Gering sind bislang aber nicht nur die entsprechenden Ausfuhr-Mengen nach Japan. Auch im deutschen Lebensmittelhandel spielt das Land derzeit allenfalls eine untergeordnete Rolle. Aktuell ist der Handel sogar komplett zum Erliegen gekommen.
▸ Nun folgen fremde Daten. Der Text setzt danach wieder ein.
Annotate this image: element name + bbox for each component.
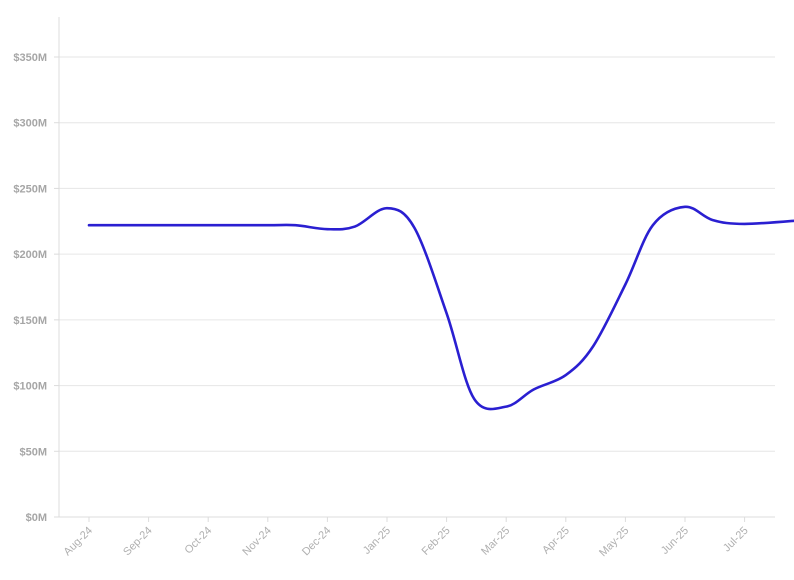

Aber auch vor dem Erdbeben entsprach die Einfuhrmenge mit ihrem Jahreswert von 33 Millionen Euro gerade mal 0,1 Prozent der gesamten Importe im Bereich der Land- und Ernährungswirtschaft, meldet das Bundesverbraucherschutzministerium. 2010 waren vor allem Würzsoßen, Wein, Tee und Backwaren, aber auch Fisch, Algen, Ingwer und Reis nach Deutschland geschickt worden.

Und diese Waren können hierzulande laut Verbraucherschutzministerin Ilse Aigner bedenkenlos gekauft werden. „Die Reaktorkatastrophe hat bislang keine Auswirkungen im Lebensmittelbereich“, sagte die CSU-Politikerin. Es gebe derzeit weder eine erhöhte Belastung von Lebensmitteln in Deutschland, noch Hinweise darauf, „dass möglicherweise verstrahlte Lebensmittel auf dem Weg nach Deutschland sind“.
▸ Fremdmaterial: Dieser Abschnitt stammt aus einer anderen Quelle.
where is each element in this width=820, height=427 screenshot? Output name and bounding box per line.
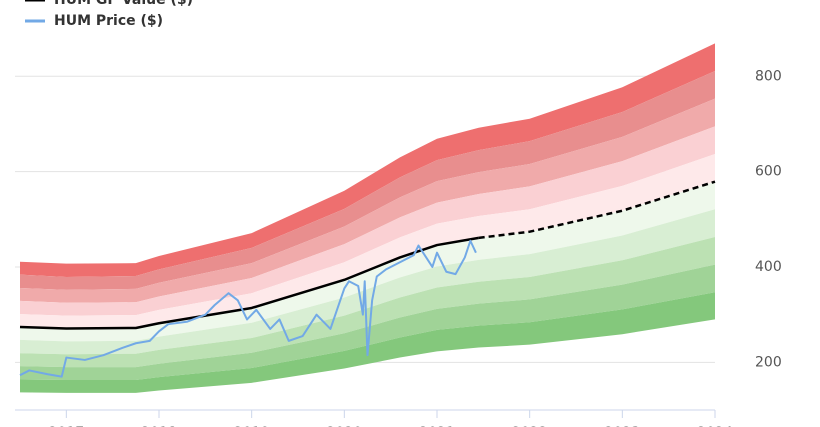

Unbelastete Lebensmittel aus Japan

Experten verweisen auch auf den langen Seeweg, den die Spezialitäten aus Japan zurücklegen müssen. Die Container seien bis zu vier Wochen auf See. Waren, die jetzt ankommen, sind lange vor der Atomkatastrophe geerntet, verarbeitet und verschifft worden. Ungeachtet dessen lassen Bund und Länder sämtliche Lebensmittel aus Japan auf eine mögliche Strahlenbelastung untersuchen. Die Ergebnisse waren bislang allerdings durchweg negativ. Für den Fall der Fälle ist laut Ministerium ein EU-weites Frühwarnsystem eingerichtet.
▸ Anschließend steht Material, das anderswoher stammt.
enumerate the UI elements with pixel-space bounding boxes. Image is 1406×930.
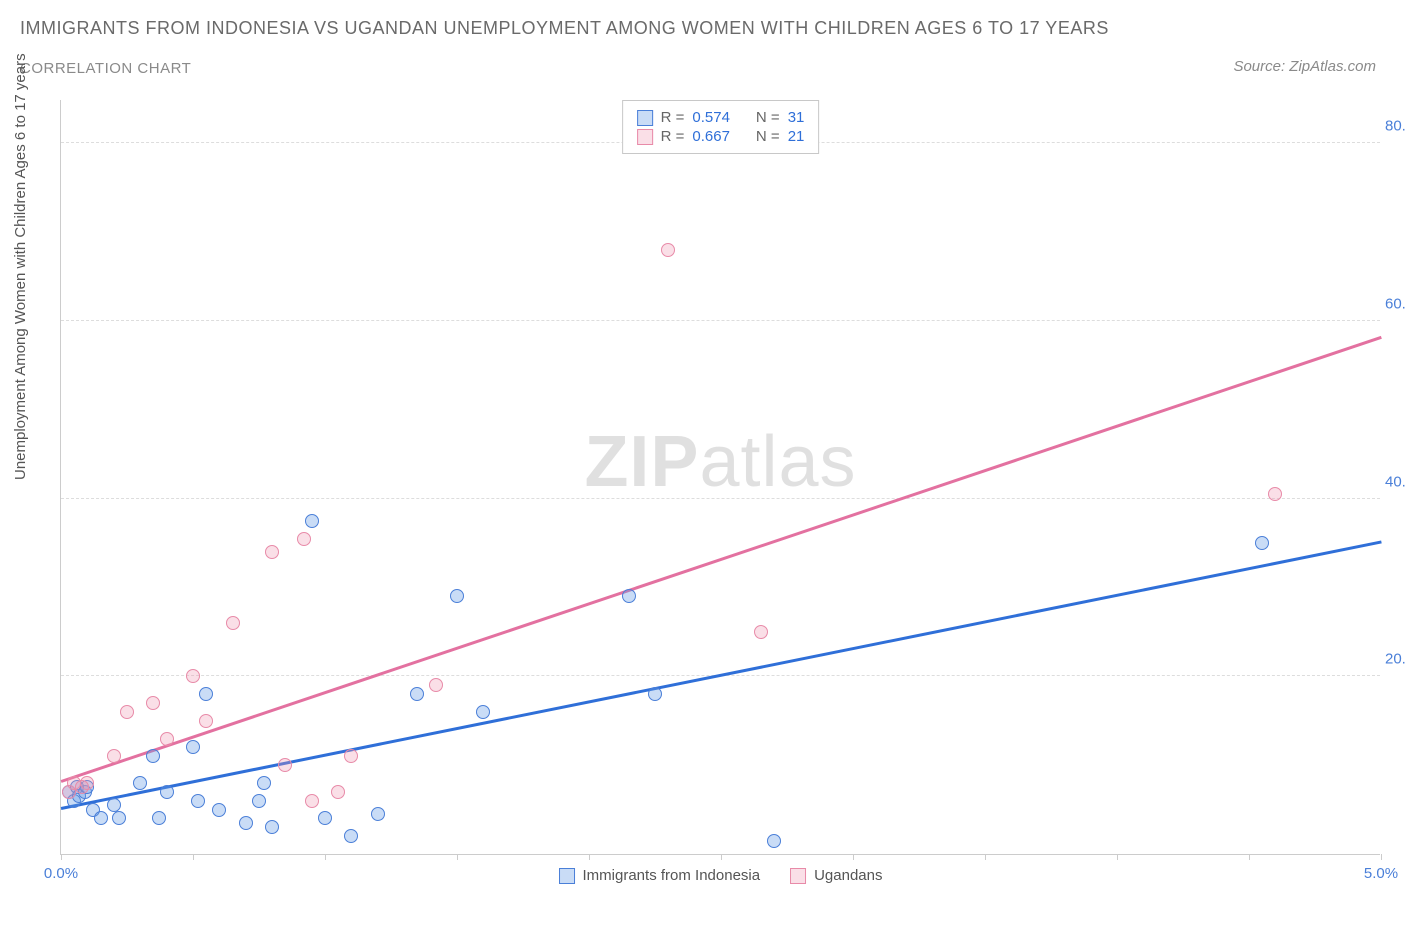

Unabhängig von der Katastrophe in Japan sind strahlenbelastete Lebensmittel hierzulande schon seit der Tschernobyl-Katastrophe vor 25 Jahren ein Thema. Hier wurde radioaktives Cäsium-137 freigesetzt, das mit dem Ostwind auch nach Deutschland gelangte. Und diese radioaktive Strahlung ist in deutschen Lebensmitteln immer noch messbar. Vor allem Waldpilze und Wildfleisch sind stärker belastet. „Die Werte liegen aber messbar unterhalb einer gesundheitlichen Gefährdung“, heißt es beim Johann-Heinrich-von-Thünen-Institut – das Bundesforschungsinstitut für Ländliche Räume, Wald und Fischerei, gehört zum Verbraucherministerium.